Hal ini terkait temuan pelanggaran dalam penyelenggaraan Pilpres 2014 di Papua yang sedang dipermasalahkan oleh tim Prabowo-Hatta di Mahkamah Konstitusi. Dari pemantauan langsung Komnas HAM saat Pilpres di Papua, ditemukan pencoblosan sistem Noken.
Dalam rilis persnya, Komnas HAM mengatakan sistem noken dan ikat ini tidak sesuai dengan parameter-parameter HAM yang diterima secara internasional oleh anggota PBB yakni “free and fair election”.
Dalam parameter HAM ini disebutkan pemilu harus diselenggarakan dengan jaminan iklim kebebasan; bebas berpendapat, berkumpul dan berorganisasi.
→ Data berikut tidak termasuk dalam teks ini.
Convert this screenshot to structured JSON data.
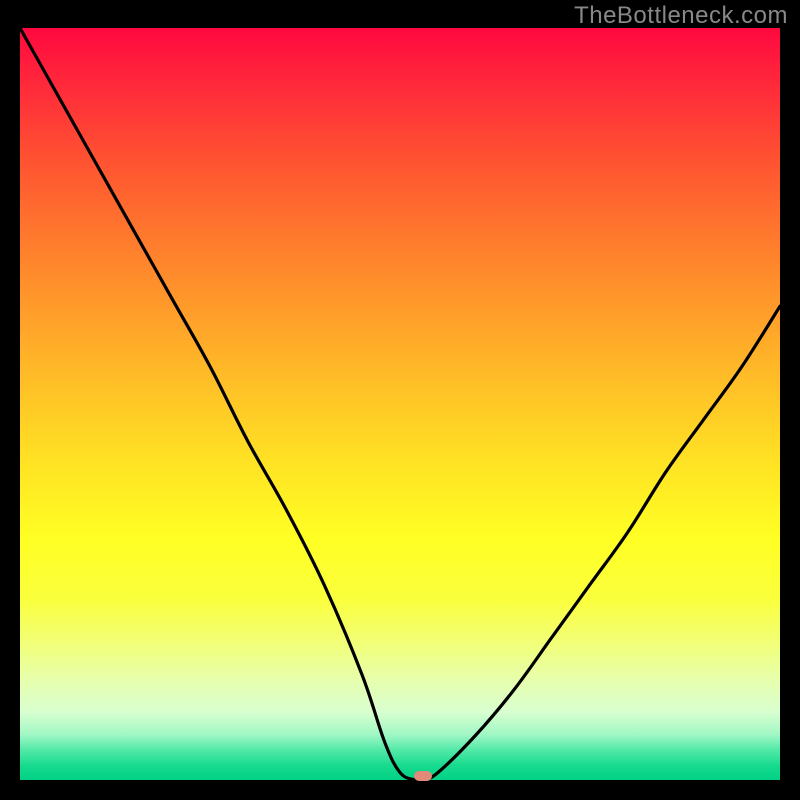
{
  "watermark": "TheBottleneck.com",
  "chart_data": {
    "type": "line",
    "title": "",
    "xlabel": "",
    "ylabel": "",
    "xlim": [
      0,
      100
    ],
    "ylim": [
      0,
      100
    ],
    "x": [
      0,
      5,
      10,
      15,
      20,
      25,
      30,
      35,
      40,
      45,
      48,
      50,
      52,
      53,
      55,
      60,
      65,
      70,
      75,
      80,
      85,
      90,
      95,
      100
    ],
    "y": [
      100,
      91,
      82,
      73,
      64,
      55,
      45,
      36,
      26,
      14,
      5,
      1,
      0,
      0,
      1,
      6,
      12,
      19,
      26,
      33,
      41,
      48,
      55,
      63
    ],
    "marker": {
      "x": 53,
      "y": 0.5
    },
    "gradient_stops": [
      {
        "pos": 0,
        "color": "#ff083f"
      },
      {
        "pos": 50,
        "color": "#ffc227"
      },
      {
        "pos": 70,
        "color": "#ffff24"
      },
      {
        "pos": 100,
        "color": "#00d184"
      }
    ]
  }
}
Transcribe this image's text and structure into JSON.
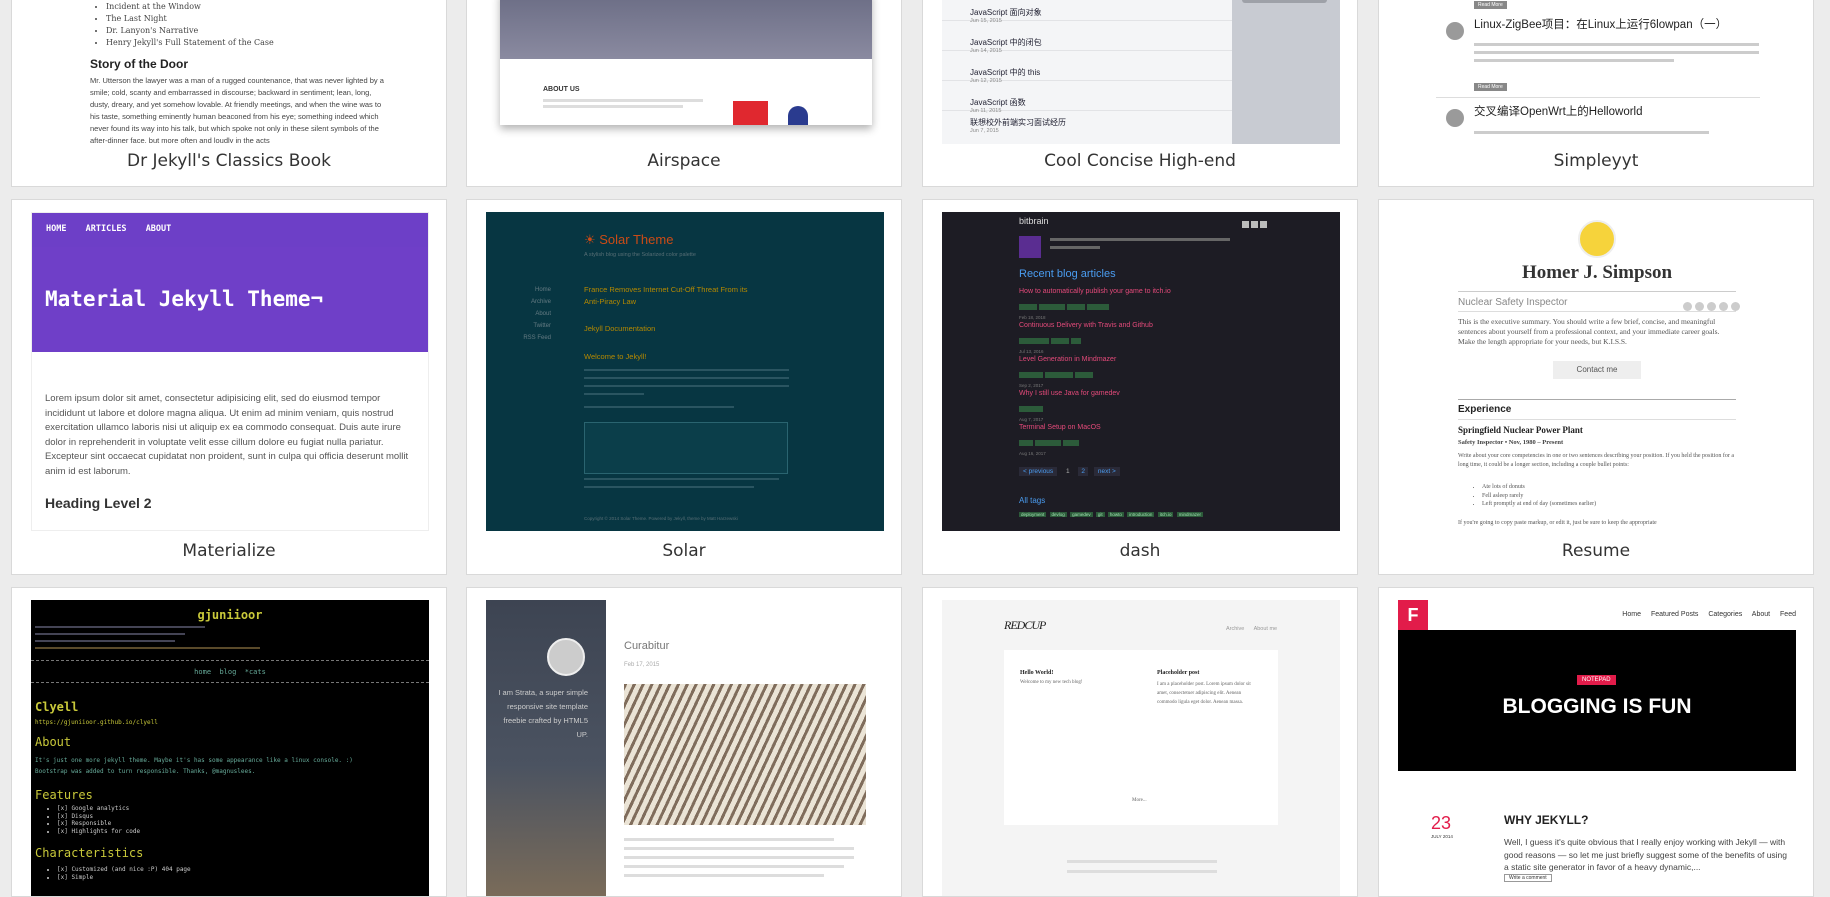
{
  "cards": {
    "jekyll": {
      "title": "Dr Jekyll's Classics Book",
      "list": [
        "Incident at the Window",
        "The Last Night",
        "Dr. Lanyon's Narrative",
        "Henry Jekyll's Full Statement of the Case"
      ],
      "heading": "Story of the Door",
      "body": "Mr. Utterson the lawyer was a man of a rugged countenance, that was never lighted by a smile; cold, scanty and embarrassed in discourse; backward in sentiment; lean, long, dusty, dreary, and yet somehow lovable. At friendly meetings, and when the wine was to his taste, something eminently human beaconed from his eye; something indeed which never found its way into his talk, but which spoke not only in these silent symbols of the after-dinner face, but more often and loudly in the acts"
    },
    "airspace": {
      "title": "Airspace",
      "about": "ABOUT US"
    },
    "cool": {
      "title": "Cool Concise High-end",
      "posts": [
        {
          "t": "JavaScript 面向对象",
          "d": "Jun 15, 2015"
        },
        {
          "t": "JavaScript 中的闭包",
          "d": "Jun 14, 2015"
        },
        {
          "t": "JavaScript 中的 this",
          "d": "Jun 12, 2015"
        },
        {
          "t": "JavaScript 函数",
          "d": "Jun 11, 2015"
        },
        {
          "t": "联想校外前端实习面试经历",
          "d": "Jun 7, 2015"
        }
      ]
    },
    "simpleyyt": {
      "title": "Simpleyyt",
      "p1": "Linux-ZigBee项目：在Linux上运行6lowpan（一）",
      "p2": "交叉编译OpenWrt上的Helloworld",
      "more": "Read More"
    },
    "materialize": {
      "title": "Materialize",
      "nav": [
        "HOME",
        "ARTICLES",
        "ABOUT"
      ],
      "hero": "Material Jekyll Theme¬",
      "body": "Lorem ipsum dolor sit amet, consectetur adipisicing elit, sed do eiusmod tempor incididunt ut labore et dolore magna aliqua. Ut enim ad minim veniam, quis nostrud exercitation ullamco laboris nisi ut aliquip ex ea commodo consequat. Duis aute irure dolor in reprehenderit in voluptate velit esse cillum dolore eu fugiat nulla pariatur. Excepteur sint occaecat cupidatat non proident, sunt in culpa qui officia deserunt mollit anim id est laborum.",
      "h2": "Heading Level 2"
    },
    "solar": {
      "title": "Solar",
      "brand": "☀ Solar Theme",
      "tagline": "A stylish blog using the Solarized color palette",
      "nav": [
        "Home",
        "Archive",
        "About",
        "Twitter",
        "RSS Feed"
      ],
      "p1": "France Removes Internet Cut-Off Threat From its Anti-Piracy Law",
      "p2": "Jekyll Documentation",
      "p3": "Welcome to Jekyll!",
      "footer": "Copyright © 2014 Solar Theme. Powered by Jekyll, theme by Matt Harzewski"
    },
    "dash": {
      "title": "dash",
      "brand": "bitbrain",
      "heading": "Recent blog articles",
      "posts": [
        {
          "t": "How to automatically publish your game to itch.io",
          "d": "Feb 18, 2018"
        },
        {
          "t": "Continuous Delivery with Travis and Github",
          "d": "Jul 13, 2016"
        },
        {
          "t": "Level Generation in Mindmazer",
          "d": "Sep 2, 2017"
        },
        {
          "t": "Why I still use Java for gamedev",
          "d": "Aug 7, 2017"
        },
        {
          "t": "Terminal Setup on MacOS",
          "d": "Aug 16, 2017"
        }
      ],
      "pager": [
        "< previous",
        "1",
        "2",
        "next >"
      ],
      "tags_heading": "All tags",
      "tags": [
        "deployment",
        "devlog",
        "gamedev",
        "git",
        "howto",
        "introduction",
        "itch.io",
        "mindmazer"
      ]
    },
    "resume": {
      "title": "Resume",
      "name": "Homer J. Simpson",
      "role": "Nuclear Safety Inspector",
      "summary": "This is the executive summary. You should write a few brief, concise, and meaningful sentences about yourself from a professional context, and your immediate career goals. Make the length appropriate for your needs, but K.I.S.S.",
      "contact": "Contact me",
      "exp": "Experience",
      "plant": "Springfield Nuclear Power Plant",
      "job": "Safety Inspector • Nov, 1980 – Present",
      "desc": "Write about your core competencies in one or two sentences describing your position. If you held the position for a long time, it could be a longer section, including a couple bullet points:",
      "bullets": [
        "Ate lots of donuts",
        "Fell asleep rarely",
        "Left promptly at end of day (sometimes earlier)"
      ],
      "tail": "If you're going to copy paste markup, or edit it, just be sure to keep the appropriate"
    },
    "gjuniioor": {
      "title": "gjuniioor",
      "nav": "home  blog  *cats",
      "h1": "Clyell",
      "link": "https://gjuniioor.github.io/clyell",
      "about": "About",
      "about_text": "It's just one more jekyll theme. Maybe it's has some appearance like a linux console. :) Bootstrap was added to turn responsible. Thanks, @magnuslees.",
      "features": "Features",
      "feature_list": [
        "[x] Google analytics",
        "[x] Disqus",
        "[x] Responsible",
        "[x] Highlights for code"
      ],
      "chars": "Characteristics",
      "char_list": [
        "[x] Customized (and nice :P) 404 page",
        "[x] Simple"
      ]
    },
    "strata": {
      "title": "Curabitur",
      "date": "Feb 17, 2015",
      "intro": "I am Strata, a super simple responsive site template freebie crafted by HTML5 UP."
    },
    "redcup": {
      "logo": "REDCUP",
      "nav": [
        "Archive",
        "About me"
      ],
      "post1_title": "Hello World!",
      "post1_text": "Welcome to my new tech blog!",
      "post2_title": "Placeholder post",
      "post2_text": "I am a placeholder post. Lorem ipsum dolor sit amet, consectetuer adipiscing elit. Aenean commodo ligula eget dolor. Aenean massa.",
      "more": "More..."
    },
    "featured": {
      "logo": "F",
      "nav": [
        "Home",
        "Featured Posts",
        "Categories",
        "About",
        "Feed"
      ],
      "badge": "NOTEPAD",
      "hero": "BLOGGING IS FUN",
      "day": "23",
      "month": "JULY 2014",
      "post_title": "WHY JEKYLL?",
      "post_text": "Well, I guess it's quite obvious that I really enjoy working with Jekyll — with good reasons — so let me just briefly suggest some of the benefits of using a static site generator in favor of a heavy dynamic,...",
      "comment": "Write a comment"
    }
  }
}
Hal ini bertolak belakang dengan sistem noken dan ikat.
“Sistem noken dan ikat menghalangi warga negara untuk menentukan pilihannya secara langsung, karena mereka diwakili oleh tetua adat. Pemilih juga tidak bebas menentukan pilihan dan bebas dari pemaksaan pihak lain, karena tetua adat yang mewakili mereka tidak bisa dikontrol memilih kontestan yang mana, dan jika tidak mau mewakilkan akan mendapatkan sanksi adat,” tulis Komnas HAM dalam rilis pers.
Selain itu sistem ini juga tidak sesuai dengan Prinsip Paris yang mengatur tentang kesetaraan manusia. Hak untuk memilih yang seharusnya dimiliki setiap warga negara Indonesia ternyata secara istimewa hanya dimiliki oleh tetua adat saja.
Komnas HAM mengatakan hal ini akan menjadi tugas yang harus dikerjakan setelah tahapan penyelenggaraan Pilpres 2014 selesai. Mereka akan melakukan pemantauan lanjutan dan pengkajian terhadap sistem noken dan ikat tersebut secara lebih komprehensif.